Em Companhia: “A liderança inaciana em tempos de mudança”
Leia o artigo do Secretário Executivo da Rede Jesuíta de Educação, Pedro Risaffi
Vivemos em um mundo contemporâneo líquido. Tudo o que era sólido, correto e verdadeiro, hoje, parece fluido, incerto e passageiro. Crises econômicas, exclusão social, degradação do meio ambiente, crises migratórias, desgaste das instituições públicas, colocam em cheque o modelo de sociedade que se consolidou desde a revolução industrial.
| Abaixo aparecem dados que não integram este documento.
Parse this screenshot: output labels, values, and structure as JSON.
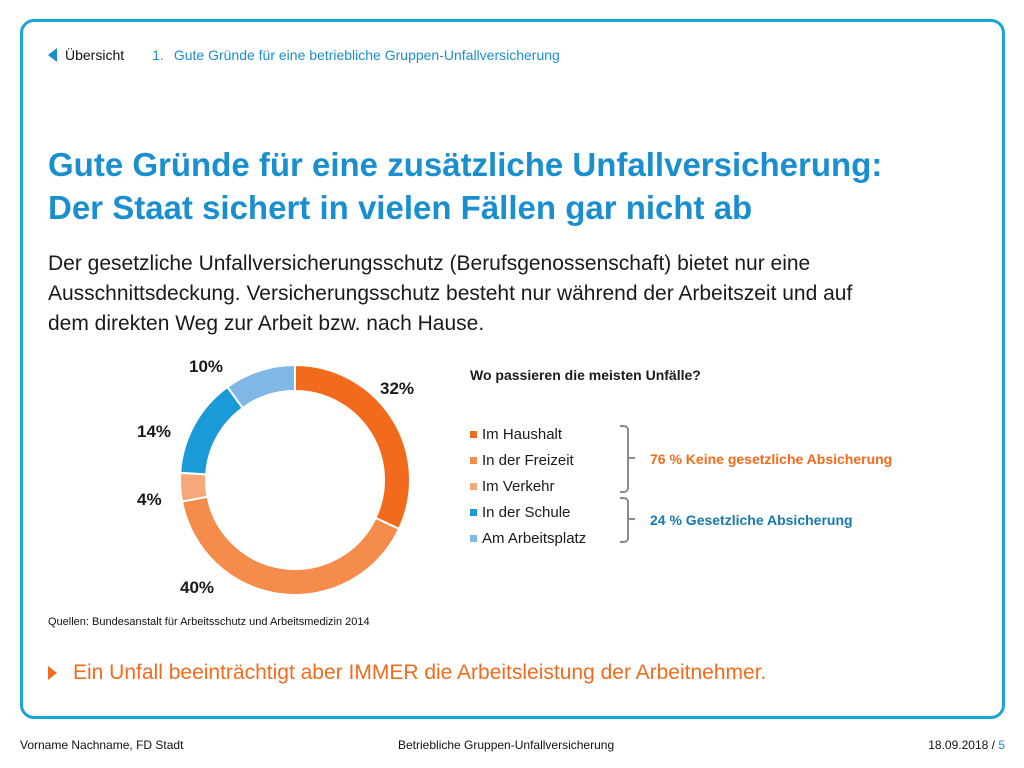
{
  "nav": {
    "back_label": "Übersicht",
    "crumb_number": "1.",
    "crumb_label": "Gute Gründe für eine betriebliche Gruppen-Unfallversicherung"
  },
  "title": {
    "line1": "Gute Gründe für eine zusätzliche Unfallversicherung:",
    "line2": "Der Staat sichert in vielen Fällen gar nicht ab"
  },
  "intro": {
    "line1": "Der gesetzliche Unfallversicherungsschutz (Berufsgenossenschaft) bietet nur eine",
    "line2": "Ausschnittsdeckung. Versicherungsschutz besteht nur während der Arbeitszeit und auf",
    "line3": "dem direkten Weg zur Arbeit bzw. nach Hause."
  },
  "chart_data": {
    "type": "pie",
    "variant": "donut",
    "title": "Wo passieren die meisten Unfälle?",
    "categories": [
      "Im Haushalt",
      "In der Freizeit",
      "Im Verkehr",
      "In der Schule",
      "Am Arbeitsplatz"
    ],
    "values": [
      32,
      40,
      4,
      14,
      10
    ],
    "value_labels": [
      "32%",
      "40%",
      "4%",
      "14%",
      "10%"
    ],
    "colors": [
      "#f26b1d",
      "#f58c4b",
      "#f7a87a",
      "#1a9ad6",
      "#7fb8e6"
    ],
    "legend_position": "right",
    "groups": [
      {
        "label": "76 % Keine gesetzliche Absicherung",
        "members": [
          "Im Haushalt",
          "In der Freizeit",
          "Im Verkehr"
        ],
        "color": "#f26b1d"
      },
      {
        "label": "24 % Gesetzliche Absicherung",
        "members": [
          "In der Schule",
          "Am Arbeitsplatz"
        ],
        "color": "#1679b0"
      }
    ]
  },
  "source": "Quellen: Bundesanstalt für Arbeitsschutz und Arbeitsmedizin 2014",
  "note": "Ein Unfall beeinträchtigt aber IMMER die Arbeitsleistung der Arbeitnehmer.",
  "footer": {
    "left": "Vorname Nachname, FD Stadt",
    "center": "Betriebliche Gruppen-Unfallversicherung",
    "date": "18.09.2018",
    "separator": " / ",
    "page": "5"
  }
}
A perda de credibilidade dos nossos líderes frustra o cidadão eleitor, desperta uma atitude blasé e individualista na sociedade e torna-se terreno fértil para o discurso radical e maniqueísta.
Assim como desafios do passado foram superados, urge a necessidade de novos líderes, capazes de conduzir a humanidade por meio dos desafios atuais. Não líderes que tragam soluções antigas para os novos problemas, mas líderes capazes de vislumbrar caminhos de transformação da nossa cultura e sociedade.
Mas o que a vida e os ensinamentos de um peregrino do século XVI podem nos dizer sobre liderança no século XXI?
O mais valioso que a experiência de Inácio pode nos ensinar, especialmente por meio dos Exercícios Espirituais, não é como um líder deve ser, mas como um líder deve se desenvolver.
Os Exercícios Espirituais são um caminho para preparar e dispor nossa alma para um profundo exercício de autoconhecimento, que é o alicerce da liderança, o ponto de partida para se eleger um propósito de vida. Ad Majorem Dei Gloriam é a definição convicta de Inácio que norteará qualquer escolha feita por ele e por outros jesuítas ao longo de suas vidas.
A base da inventividade é a “indiferença a todas as coisas”. Um indivíduo dominado por seus apegos, preso às ideias ou métodos antigos, não fará escolhas livres e, como resultado, não escolherá o que irá melhor servir a ele, à sua família e à sociedade. Somente os desapegados são livres e flexíveis para escolher a melhor forma de ação, tornando-se, assim, inventivos para responder aos desafios da atualidade.
Imbuídos de um propósito de vida, que surge do autoconhecimento, e livres de apegos desordenados, o desejo do magis nos impulsionará não só a alcançar um objetivo, mas também a buscar concretizá-lo da melhor forma possível. Somos desencorajados a realizar as coisas mediocremente, mas buscar “metas heroicamente ambiciosas”.
Por fim, para completar a formação do líder, na meditação conhecida como Contemplação para alcançar o amor, nos Exercícios Espirituais, Inácio nos instiga a contemplar o mundo no qual iremos realizar o nosso potencial, em uma atitude permanente de decisão pelo amor e pela liderança positiva e servidora, para “em tudo amar e servir”.
Acredito que seja esse estilo de líder que poderá curar um mundo ferido e conduzir-nos por meio dos desafios contemporâneos. “[…] homens e mulheres comprometidos com a reconciliação, capazes de superar os obstáculos que a ela se opõem e propor soluções”, conforme aponta a 36ª Congregação Geral dos Jesuítas.
Artigo presente na edição 39 do informativo “Em Companhia”.